Seriously. He spends a brief moment dismissing the actual architecture of the Lightning Network in one breath because “censorship-resistance.” Then he spends the stark majority of the article with an easy strawman (LN as completely decentralized) and rigorously tears it apart full of unnecessary equations and mathematics that serve largely to make his analysis look more rigorous.

It gets stranger. Remember how he spent almost the entire article rigorously refuting that completely decentralized Lightning Network? Well it turns out that everyone, including supporters of the lightning network, already agree that a completely decentralized lightning network is not an appropriate scaling solution. To someone knowledgable about the LN, what they would need is a rigorous argument that a partially centralized LN cannot work. He did not provide that argument. Instead he brushed over the real topic worth exploring and focused entirely on a strawman. His article is not really going to convince anyone technical that Lightning Networks are bound to fail and they are going to wonder why he wasted his time with an unnecessary mathematical argument. However, to someone non-technical, his article looks pretty authoritative. Everything he says is true, accurate, and knowledgable (except that one super impactful assumption he glosses over really quickly) and justified with mathematics (wow!).
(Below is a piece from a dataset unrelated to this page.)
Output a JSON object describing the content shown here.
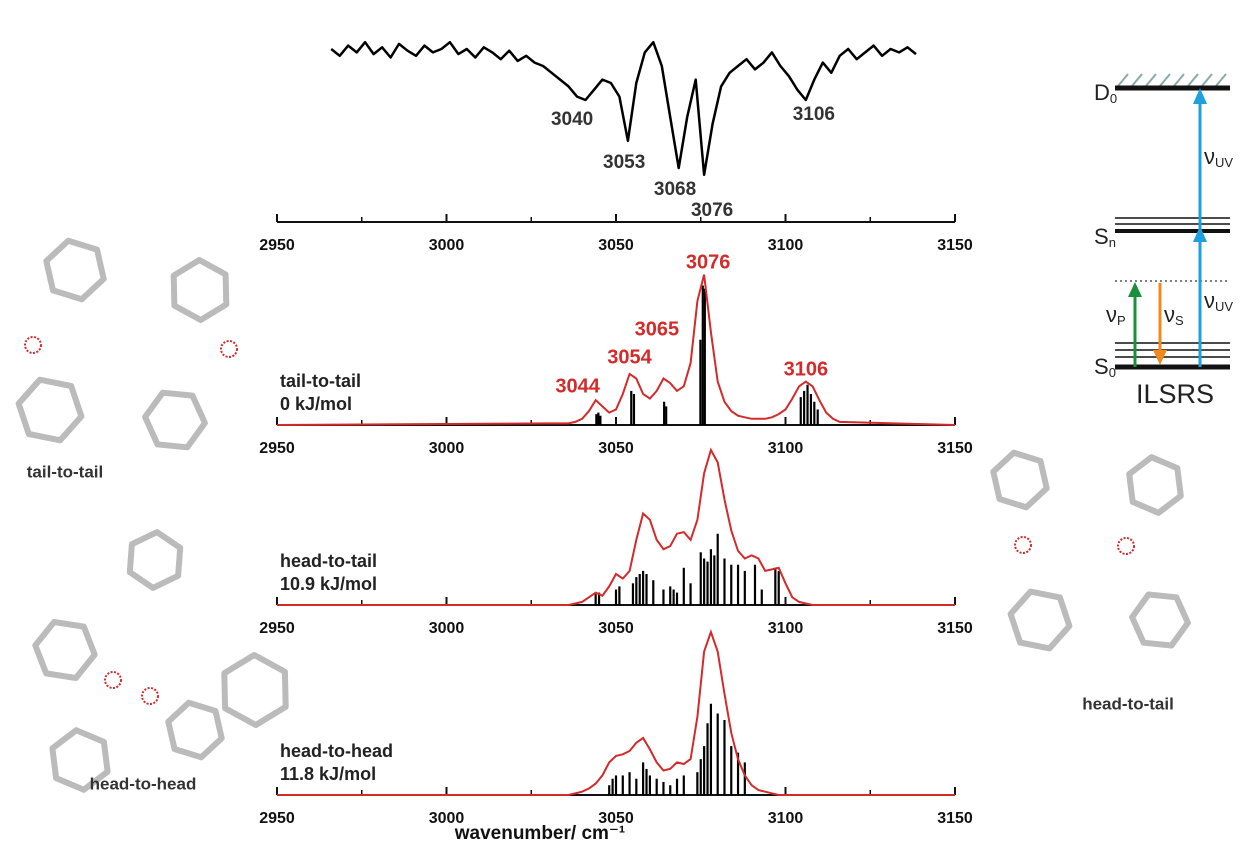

Last thing to mention: Jonald Fyookball is the sole developer for Electron Cash, the fork of Electrum (a lightweight Bitcoin wallet) that is made for Bitcoin Cash. Fyookball is arguing about the one big thing that differentiates Bitcoin and Bitcoin Cash: their scaling solutions. Bitcoin will scale with off-chain transactions (Lighting Network) and Bitcoin Cash will scale with bigger block sizes. Now that Bitcoin Cash has forked from Bitcoin, I am unsure why Fyookball cares about Bitcoin. If Bitcoin’s scaling solution is bound to fail, then surely people will naturally gravitate to the better engineered coin when the time comes, which will be soon. Instead, it looks like Fyookball is trying to disseminate misinformation about the lightning network to attract people who aren’t technical and don’t know any better to his preferred coin, a competing minority fork, Bitcoin Cash.